O declínio do Benfica
Esta notícia, ainda mais do que os tristes resultados do futebol, mostra a profundidade do declínio do meu velho clube. Durante muito tempo, mesmo com resultados maus, o Benfica liderava no campo das assistências aos jogos. Mesmo que perdesse, era o clube com maior audiência, digamos assim. Num mundo marcado pela importância do mercado, a quebra nesta área mostra que a presença do clube no mercado dos afectos começa a decair. O que num clube de raiz popular pode vir a ser mortal. O Benfica não tem a sua raiz numa região, como o FC do Porto, nem numa suposta elite burguesa, como se Portugal tivesse uma elite burguesa, como o Sporting. A raiz do Benfica é eminentemente popular e é no coração do povo que o clube encontrou, ao longo da sua história, a razão de ser e a força anímica que o conduziu.
Mas o declínio do Benfica, começado há longos anos, nasce de um conjunto de equívocos que se têm vindo a acentuar. Em primeiro lugar, o clube mostrou-se incapaz de se adaptar ao novo mundo que o 25 de Abril trouxe consigo. O fim do campo de recrutamento de jogadores nas antigas colónias causou um enorme embaraço. Embaraço esse que ainda hoje não está resolvido. O Porto e o Sporting há muito que recrutavam os seus melhores jogadores no estrangeiro. Mas o problema fundamental reside no tipo de liderança que o clube tem escolhido.
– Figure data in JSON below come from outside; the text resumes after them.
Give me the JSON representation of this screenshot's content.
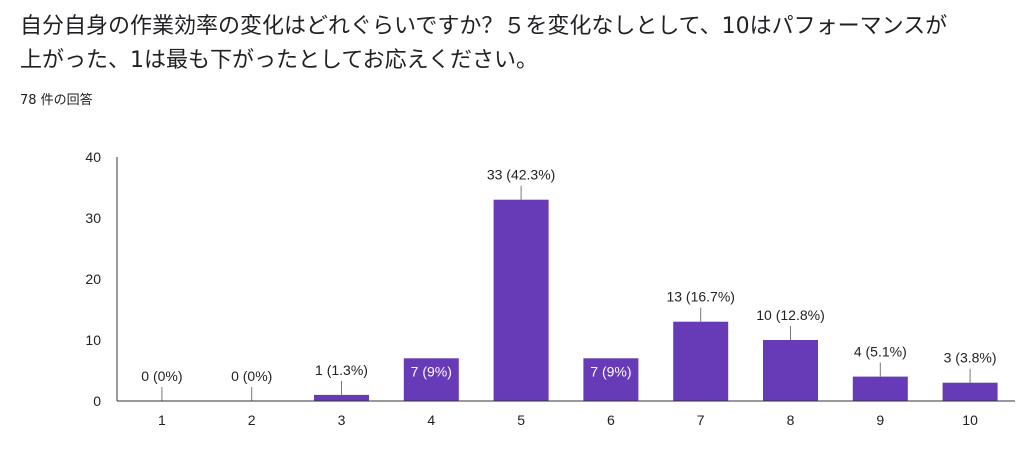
{
  "question": {
    "line1": "自分自身の作業効率の変化はどれぐらいですか？５を変化なしとして、10はパフォーマンスが",
    "line2": "上がった、1は最も下がったとしてお応えください。"
  },
  "response_count": "78 件の回答",
  "colors": {
    "bar": "#673ab7",
    "axis": "#333333",
    "grid": "#e0e0e0"
  },
  "chart_data": {
    "type": "bar",
    "title": "",
    "xlabel": "",
    "ylabel": "",
    "categories": [
      "1",
      "2",
      "3",
      "4",
      "5",
      "6",
      "7",
      "8",
      "9",
      "10"
    ],
    "values": [
      0,
      0,
      1,
      7,
      33,
      7,
      13,
      10,
      4,
      3
    ],
    "data_labels": [
      "0 (0%)",
      "0 (0%)",
      "1 (1.3%)",
      "7 (9%)",
      "33 (42.3%)",
      "7 (9%)",
      "13 (16.7%)",
      "10 (12.8%)",
      "4 (5.1%)",
      "3 (3.8%)"
    ],
    "label_inside": [
      false,
      false,
      false,
      true,
      false,
      true,
      false,
      false,
      false,
      false
    ],
    "yticks": [
      0,
      10,
      20,
      30,
      40
    ],
    "ylim": [
      0,
      40
    ],
    "grid": false
  }
}
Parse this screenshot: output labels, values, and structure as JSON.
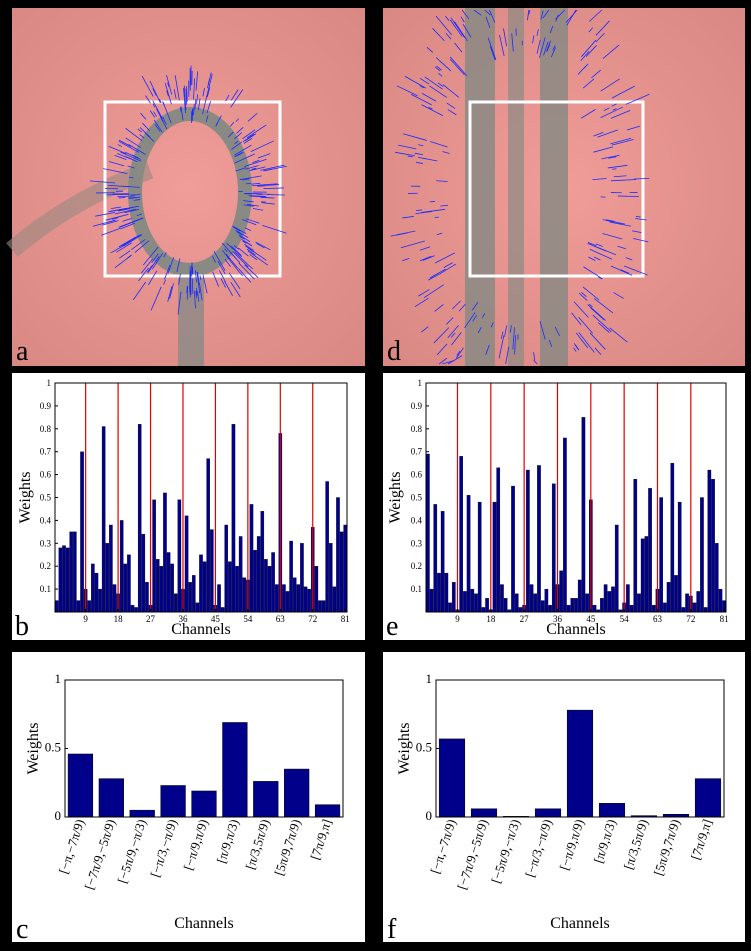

Muitas vezes é confrontado com a escolha entre um chefe carismático (veja-se o actual presidente ou Vale e Azevedo) ou um burocrata organizador e planeador (veja-se Luís Tadeu, um candidato que nunca ganhou). Mas nunca encontrou um líder a altura das circunstâncias em que o clube tem de actuar. As diferentes lideranças tiveram sempre uma dificuldade extrema em lidar com a realidade do panorama futebolístico nacional emergente nos anos 80.
O Benfica estava condicionado a ter de ganhar ao Sporting, mas quando a alternativa passou a ser o FC do Porto, o clube não teve massa crítica suficiente para avaliar o fenómeno que representa, ainda hoje, Pinto da Costa e a forma como ele adequou o seu clube à nova realidade política e ao mundo novo do futebol internacional. Daí a perplexidade, depois a desorientação e, por fim, os equívocos relacionados com a denúncia do sistema. Exista ou não um sistema condicionador dos resultados em campo (e os tribunais até hoje não provaram a sua existência), um clube não pode viver dessa denúncia. Um clube precisa de pensar como se há-de tornar mais forte, como explorar os pontos fracos dos seus adversários, um clube precisa de se afirmar por si mesmo e não através da denúncia negativa dos competidores. Fundamentalmente, um clube precisa de uma linha de continuidade alicerçada na cultura de base que lhe deu origem. A continuidade e a fidelidade à matriz originária são elementos fundamentais para o êxito. Sem eles tudo se torna mais difícil.
O Benfica tornou-se, desde os anos 80, um barco à deriva, numa espécie de laboratório onde pequenas e grandes vaidades ensaiam as virtudes dos seus egos. Fundamentalmente, o Benfica tornou-se um clube ressentido e de pessoas ressentidas. Se o meu velho clube não olhar com verdade para si e para a sua história, incluindo a dos desastres das últimas décadas, o futuro será cada vez mais sombrio e o ressentimento será cada vez maior. Talvez fosse boa ideia começar a olhar para os erros que têm vindo a ser feitos e deixar de falar em sistema e outras trivialidades. Se existir um tal sistema, fala-se dele quando houver certezas e sem deixar o clube resvalar para o ridículo. Mas fundamentalmente, perceba-se a cultura original do clube e a forma como ela se terá de adaptar aos novos tempos em que não há colónias, nem Eusébios, nem fronteiras, mas em que não deixámos de ser portugueses e em que o Benfica não deixou de ser um clube popular. O Benfica precisa de muito trabalho de casa e menos espectáculo exterior. Precisa de alterar profundamente a sua actual cultura organizacional. Caso contrário, tornar-se-á um Belenenses vestido de vermelho. Se o meu velho Benfica for expulso, por descuido e culpa própria, do coração do povo, então estará morto. E a morte é coisa que não tem remédio.